The unveiling of Homo Luzonensis, was actually the culmination of several years of digging in Callao Cave. In fact, Mijares in 2007 already noted a new hominid species, which was called “Callao Man” based on a metatarsal (foot bone) excavated at Callao Cave.
Mijares said the recent discovery of the teeth and bones, which he referred to as “diagnostic traits” were sufficient to declare the new species. Thus, “Callao Man” has been reclassified as Homo Luzonensis.
Mijares said the “minimum” age of Homo Luzonensis is 50,000 years. “But this is only the minimum,” Mijares said. The teeth and fossil bones were dated using Uraniam series analysis and were found to be between “50,000 to 67,000 years.”
Mijares said Homo Luzonensis is the oldest hominid found in the Philippines. Although more clues are needed to paint a picture of what “Ulag” might look like, Mijares described the hominid as bipedal and “small-bodied” and probably a nimble “climber.”
The fossil teeth, Mijares said, were worn, but more research is needed to determine what type of food “Ulag” ate.
Asked on the possible height of the hominid species, Mijares said there is a possibility that the species could be as tall as the “negritos” of the Philippines. The Philippines “negrito” is often referred to as the “Aeta.”
Interestingly, Mijares noted that the ancient humans did not actually dwell or lived inside Callao Cave. The remains of Homo Luzonensis, he said, where probably washed ashore before resting inside the cave.
Mijares added that the discovery makes Southeast Asia an important “evolutionary region” although questions, such as the lineage of Homo Luzonensis, and how and when it reached Luzon, remain.
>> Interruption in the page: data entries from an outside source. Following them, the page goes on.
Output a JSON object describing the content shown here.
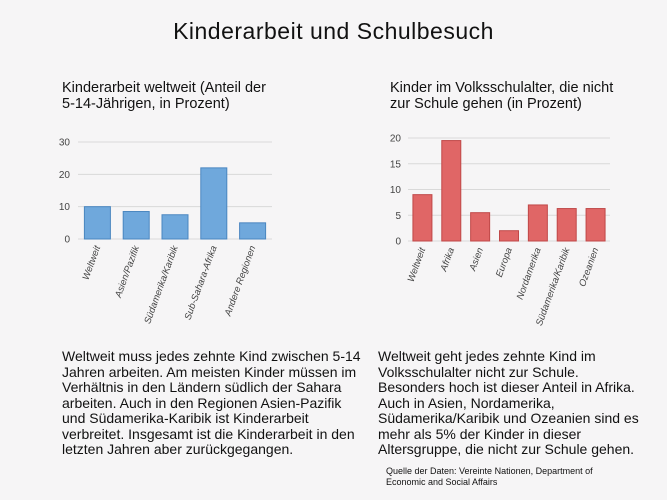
{
  "title": "Kinderarbeit und Schulbesuch",
  "colors": {
    "left_bar": "#6fa8dc",
    "left_bar_stroke": "#4a86c0",
    "right_bar": "#e06666",
    "right_bar_stroke": "#c04848",
    "grid": "#d9d9d9"
  },
  "chart_data": [
    {
      "type": "bar",
      "title_lines": [
        "Kinderarbeit weltweit (Anteil der",
        "5-14-Jährigen, in Prozent)"
      ],
      "categories": [
        "Weltweit",
        "Asien/Pazifik",
        "Südamerika/Karibik",
        "Sub-Sahara-Afrika",
        "Andere Regionen"
      ],
      "values": [
        10,
        8.5,
        7.5,
        22,
        5
      ],
      "ylim": [
        0,
        30
      ],
      "yticks": [
        0,
        10,
        20,
        30
      ],
      "grid": true
    },
    {
      "type": "bar",
      "title_lines": [
        "Kinder im Volksschulalter, die nicht",
        "zur Schule gehen (in Prozent)"
      ],
      "categories": [
        "Weltweit",
        "Afrika",
        "Asien",
        "Europa",
        "Nordamerika",
        "Südamerika/Karibik",
        "Ozeanien"
      ],
      "values": [
        9,
        19.5,
        5.5,
        2,
        7,
        6.3,
        6.3
      ],
      "ylim": [
        0,
        20
      ],
      "yticks": [
        0,
        5,
        10,
        15,
        20
      ],
      "grid": true
    }
  ],
  "left_description": [
    "Weltweit muss jedes zehnte Kind zwischen 5-14",
    "Jahren arbeiten. Am meisten Kinder müssen im",
    "Verhältnis in den Ländern südlich der Sahara",
    "arbeiten. Auch in den Regionen Asien-Pazifik",
    "und Südamerika-Karibik ist Kinderarbeit",
    "verbreitet. Insgesamt ist die Kinderarbeit in den",
    "letzten Jahren aber zurückgegangen."
  ],
  "right_description": [
    "Weltweit geht jedes zehnte Kind im",
    "Volksschulalter nicht zur Schule.",
    "Besonders hoch ist dieser Anteil in Afrika.",
    "Auch in Asien, Nordamerika,",
    "Südamerika/Karibik und Ozeanien sind es",
    "mehr als 5% der Kinder in dieser",
    "Altersgruppe, die nicht zur Schule gehen."
  ],
  "source_lines": [
    "Quelle der Daten: Vereinte Nationen, Department of",
    "Economic and Social Affairs"
  ]
}
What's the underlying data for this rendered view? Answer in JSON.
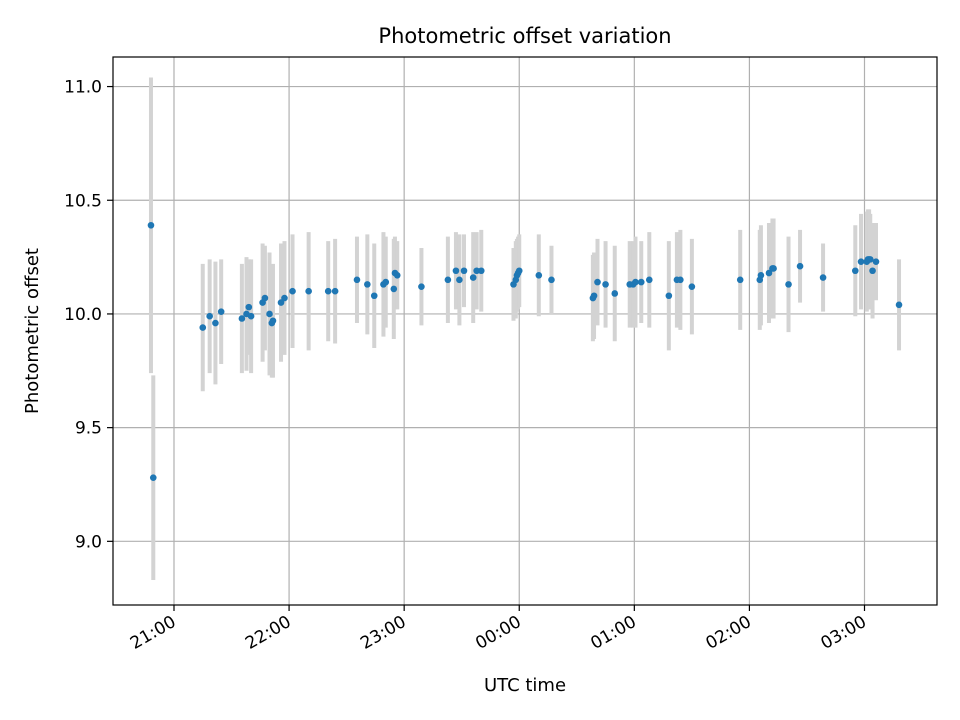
{
  "chart_data": {
    "type": "scatter",
    "title": "Photometric offset variation",
    "xlabel": "UTC time",
    "ylabel": "Photometric offset",
    "x_ticks": [
      "21:00",
      "22:00",
      "23:00",
      "00:00",
      "01:00",
      "02:00",
      "03:00"
    ],
    "x_tick_hours": [
      21,
      22,
      23,
      24,
      25,
      26,
      27
    ],
    "y_ticks": [
      "9.0",
      "9.5",
      "10.0",
      "10.5",
      "11.0"
    ],
    "y_tick_values": [
      9.0,
      9.5,
      10.0,
      10.5,
      11.0
    ],
    "xlim_hours": [
      20.47,
      27.63
    ],
    "ylim": [
      8.72,
      11.13
    ],
    "grid": true,
    "marker_color": "#1f77b4",
    "errorbar_color": "#d3d3d3",
    "series": [
      {
        "x_hours": [
          20.8,
          20.82,
          21.25,
          21.31,
          21.36,
          21.41,
          21.59,
          21.63,
          21.65,
          21.67,
          21.77,
          21.79,
          21.83,
          21.85,
          21.86,
          21.93,
          21.96,
          22.03,
          22.17,
          22.34,
          22.4,
          22.59,
          22.68,
          22.74,
          22.82,
          22.84,
          22.91,
          22.92,
          22.94,
          23.15,
          23.38,
          23.45,
          23.48,
          23.52,
          23.6,
          23.63,
          23.67,
          23.95,
          23.97,
          23.98,
          23.99,
          24.0,
          24.17,
          24.28,
          24.64,
          24.65,
          24.68,
          24.75,
          24.83,
          24.96,
          24.99,
          25.01,
          25.06,
          25.13,
          25.3,
          25.37,
          25.4,
          25.5,
          25.92,
          26.09,
          26.1,
          26.17,
          26.2,
          26.21,
          26.34,
          26.44,
          26.64,
          26.92,
          26.97,
          27.02,
          27.03,
          27.04,
          27.05,
          27.07,
          27.1,
          27.3
        ],
        "y": [
          10.39,
          9.28,
          9.94,
          9.99,
          9.96,
          10.01,
          9.98,
          10.0,
          10.03,
          9.99,
          10.05,
          10.07,
          10.0,
          9.96,
          9.97,
          10.05,
          10.07,
          10.1,
          10.1,
          10.1,
          10.1,
          10.15,
          10.13,
          10.08,
          10.13,
          10.14,
          10.11,
          10.18,
          10.17,
          10.12,
          10.15,
          10.19,
          10.15,
          10.19,
          10.16,
          10.19,
          10.19,
          10.13,
          10.15,
          10.17,
          10.18,
          10.19,
          10.17,
          10.15,
          10.07,
          10.08,
          10.14,
          10.13,
          10.09,
          10.13,
          10.13,
          10.14,
          10.14,
          10.15,
          10.08,
          10.15,
          10.15,
          10.12,
          10.15,
          10.15,
          10.17,
          10.18,
          10.2,
          10.2,
          10.13,
          10.21,
          10.16,
          10.19,
          10.23,
          10.23,
          10.24,
          10.24,
          10.24,
          10.19,
          10.23,
          10.04
        ],
        "yerr": [
          0.65,
          0.45,
          0.28,
          0.25,
          0.27,
          0.23,
          0.24,
          0.25,
          0.21,
          0.25,
          0.26,
          0.23,
          0.27,
          0.24,
          0.25,
          0.26,
          0.25,
          0.25,
          0.26,
          0.22,
          0.23,
          0.19,
          0.22,
          0.23,
          0.23,
          0.2,
          0.22,
          0.16,
          0.15,
          0.17,
          0.19,
          0.17,
          0.2,
          0.16,
          0.2,
          0.17,
          0.18,
          0.16,
          0.17,
          0.16,
          0.16,
          0.16,
          0.18,
          0.15,
          0.19,
          0.19,
          0.19,
          0.19,
          0.21,
          0.19,
          0.19,
          0.2,
          0.18,
          0.21,
          0.24,
          0.21,
          0.22,
          0.21,
          0.22,
          0.22,
          0.22,
          0.22,
          0.22,
          0.22,
          0.21,
          0.16,
          0.15,
          0.2,
          0.21,
          0.22,
          0.22,
          0.22,
          0.2,
          0.21,
          0.17,
          0.2
        ]
      }
    ]
  }
}
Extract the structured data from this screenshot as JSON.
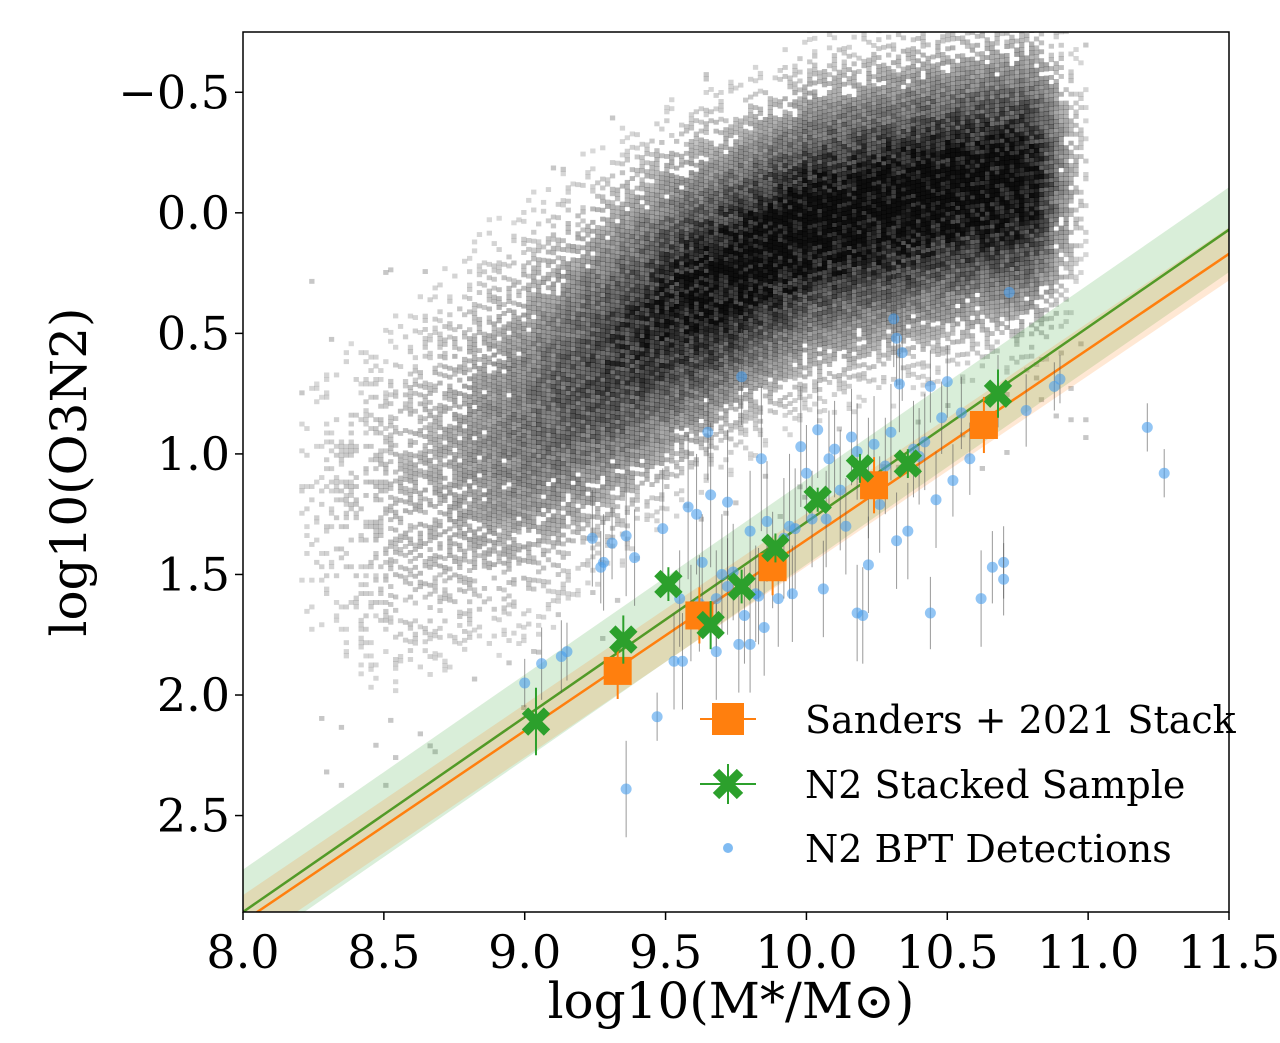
{
  "chart_data": {
    "type": "scatter",
    "title": "",
    "xlabel": "log10(M*/M⊙)",
    "ylabel": "log10(O3N2)",
    "xlim": [
      8.0,
      11.5
    ],
    "ylim": [
      2.9,
      -0.75
    ],
    "y_inverted": true,
    "grid": false,
    "x_ticks": [
      {
        "value": 8.0,
        "label": "8.0"
      },
      {
        "value": 8.5,
        "label": "8.5"
      },
      {
        "value": 9.0,
        "label": "9.0"
      },
      {
        "value": 9.5,
        "label": "9.5"
      },
      {
        "value": 10.0,
        "label": "10.0"
      },
      {
        "value": 10.5,
        "label": "10.5"
      },
      {
        "value": 11.0,
        "label": "11.0"
      },
      {
        "value": 11.5,
        "label": "11.5"
      }
    ],
    "y_ticks": [
      {
        "value": -0.5,
        "label": "−0.5"
      },
      {
        "value": 0.0,
        "label": "0.0"
      },
      {
        "value": 0.5,
        "label": "0.5"
      },
      {
        "value": 1.0,
        "label": "1.0"
      },
      {
        "value": 1.5,
        "label": "1.5"
      },
      {
        "value": 2.0,
        "label": "2.0"
      },
      {
        "value": 2.5,
        "label": "2.5"
      }
    ],
    "background_density": {
      "description": "2D histogram of local galaxy sample (greyscale)",
      "ridge": [
        [
          8.5,
          1.2
        ],
        [
          9.0,
          0.85
        ],
        [
          9.5,
          0.4
        ],
        [
          10.0,
          0.05
        ],
        [
          10.5,
          -0.1
        ],
        [
          10.9,
          -0.15
        ]
      ],
      "x_range": [
        8.2,
        11.0
      ],
      "color": "#000000"
    },
    "fit_lines": [
      {
        "name": "N2 Stacked Sample fit",
        "x": [
          8.0,
          11.5
        ],
        "y": [
          2.9,
          0.07
        ],
        "color": "#2ca02c",
        "band_width": 0.08
      },
      {
        "name": "Sanders+2021 fit",
        "x": [
          8.0,
          11.5
        ],
        "y": [
          2.94,
          0.17
        ],
        "color": "#ff7f0e",
        "band_width": 0.05
      }
    ],
    "series": [
      {
        "name": "Sanders + 2021 Stack",
        "marker": "square",
        "color": "#ff7f0e",
        "x": [
          9.33,
          9.62,
          9.88,
          10.24,
          10.63
        ],
        "y": [
          1.9,
          1.67,
          1.47,
          1.13,
          0.88
        ],
        "yerr": [
          0.05,
          0.05,
          0.05,
          0.05,
          0.05
        ]
      },
      {
        "name": "N2 Stacked Sample",
        "marker": "x",
        "color": "#2ca02c",
        "x": [
          9.04,
          9.35,
          9.51,
          9.66,
          9.77,
          9.89,
          10.04,
          10.19,
          10.36,
          10.68
        ],
        "y": [
          2.11,
          1.77,
          1.54,
          1.71,
          1.55,
          1.39,
          1.19,
          1.06,
          1.04,
          0.75
        ],
        "yerr": [
          0.14,
          0.1,
          0.07,
          0.1,
          0.07,
          0.06,
          0.05,
          0.06,
          0.06,
          0.1
        ]
      },
      {
        "name": "N2 BPT Detections",
        "marker": "circle",
        "color": "#4a9eec",
        "x": [
          9.0,
          9.06,
          9.13,
          9.15,
          9.24,
          9.28,
          9.31,
          9.36,
          9.39,
          9.47,
          9.49,
          9.53,
          9.56,
          9.58,
          9.61,
          9.63,
          9.66,
          9.68,
          9.7,
          9.72,
          9.74,
          9.76,
          9.78,
          9.8,
          9.82,
          9.84,
          9.86,
          9.88,
          9.9,
          9.92,
          9.94,
          9.96,
          9.98,
          10.0,
          10.02,
          10.04,
          10.06,
          10.08,
          10.1,
          10.12,
          10.14,
          10.16,
          10.18,
          10.2,
          10.22,
          10.24,
          10.26,
          10.28,
          10.3,
          10.32,
          10.34,
          10.36,
          10.38,
          10.4,
          10.42,
          10.44,
          10.46,
          10.48,
          10.5,
          10.52,
          10.55,
          10.58,
          10.62,
          10.66,
          10.7,
          10.72,
          10.78,
          10.88,
          10.9,
          11.21,
          11.27,
          9.36,
          9.27,
          9.62,
          9.68,
          9.8,
          9.85,
          9.95,
          10.07,
          10.18,
          10.22,
          10.31,
          10.32,
          10.33,
          10.44,
          10.68,
          10.7,
          9.77,
          9.83,
          9.65,
          9.55,
          9.59,
          9.72
        ],
        "y": [
          1.95,
          1.87,
          1.84,
          1.82,
          1.35,
          1.45,
          1.37,
          1.34,
          1.43,
          2.09,
          1.31,
          1.86,
          1.86,
          1.22,
          1.25,
          1.45,
          1.17,
          1.6,
          1.5,
          1.2,
          1.49,
          1.79,
          1.67,
          1.32,
          1.58,
          1.02,
          1.28,
          1.44,
          1.6,
          1.35,
          1.3,
          1.31,
          0.97,
          1.08,
          1.27,
          0.9,
          1.56,
          1.02,
          0.98,
          1.15,
          1.3,
          0.93,
          0.99,
          1.67,
          1.1,
          0.96,
          1.21,
          1.05,
          0.91,
          1.36,
          0.58,
          1.32,
          0.98,
          1.01,
          0.95,
          0.72,
          1.19,
          0.85,
          0.7,
          1.11,
          0.83,
          1.02,
          1.6,
          1.47,
          1.45,
          0.33,
          0.82,
          0.72,
          0.69,
          0.89,
          1.08,
          2.39,
          1.47,
          1.62,
          1.82,
          1.79,
          1.72,
          1.58,
          1.27,
          1.66,
          1.46,
          0.44,
          0.52,
          0.71,
          1.66,
          0.74,
          1.52,
          0.68,
          1.59,
          0.91,
          1.6,
          1.66,
          1.55
        ],
        "yerr": [
          0.1,
          0.15,
          0.15,
          0.12,
          0.2,
          0.2,
          0.15,
          0.25,
          0.2,
          0.1,
          0.25,
          0.2,
          0.2,
          0.3,
          0.25,
          0.2,
          0.3,
          0.2,
          0.25,
          0.3,
          0.2,
          0.2,
          0.2,
          0.25,
          0.2,
          0.3,
          0.25,
          0.2,
          0.2,
          0.25,
          0.3,
          0.25,
          0.25,
          0.2,
          0.2,
          0.2,
          0.2,
          0.2,
          0.2,
          0.25,
          0.2,
          0.2,
          0.2,
          0.2,
          0.25,
          0.2,
          0.2,
          0.2,
          0.2,
          0.2,
          0.2,
          0.2,
          0.2,
          0.2,
          0.2,
          0.15,
          0.2,
          0.15,
          0.15,
          0.15,
          0.15,
          0.15,
          0.2,
          0.15,
          0.15,
          0.15,
          0.15,
          0.1,
          0.1,
          0.1,
          0.1,
          0.2,
          0.15,
          0.2,
          0.2,
          0.2,
          0.2,
          0.2,
          0.2,
          0.2,
          0.2,
          0.2,
          0.2,
          0.2,
          0.15,
          0.15,
          0.15,
          0.2,
          0.2,
          0.2,
          0.2,
          0.2,
          0.2
        ]
      }
    ],
    "legend": {
      "position": "bottom-right",
      "entries": [
        "Sanders + 2021 Stack",
        "N2 Stacked Sample",
        "N2 BPT Detections"
      ]
    }
  }
}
He said the identification of the new hominid species, could spark a “lively debate.” Mijares noted that the discovery of Homo Luzonensis indicated that human evolution is “nonlinear.”
“We need more research to answer the question of how Homo Luzonensis is related to the other hominid species,” Mijares said.
News of the discovery of Homo Luzonensis made a major impact in the world of archaeology as it is said to be only the fourth hominid species discovered in the last century.
Jeremy Burns, director of the National Museum of the Philippines, said the discovery is a “game changer” and now makes the Philippines an important site for archaeological studies.
National Geographic, in a report, quoted a scientist predicting that ?the species is one of the most important finds that will be out in the coming years.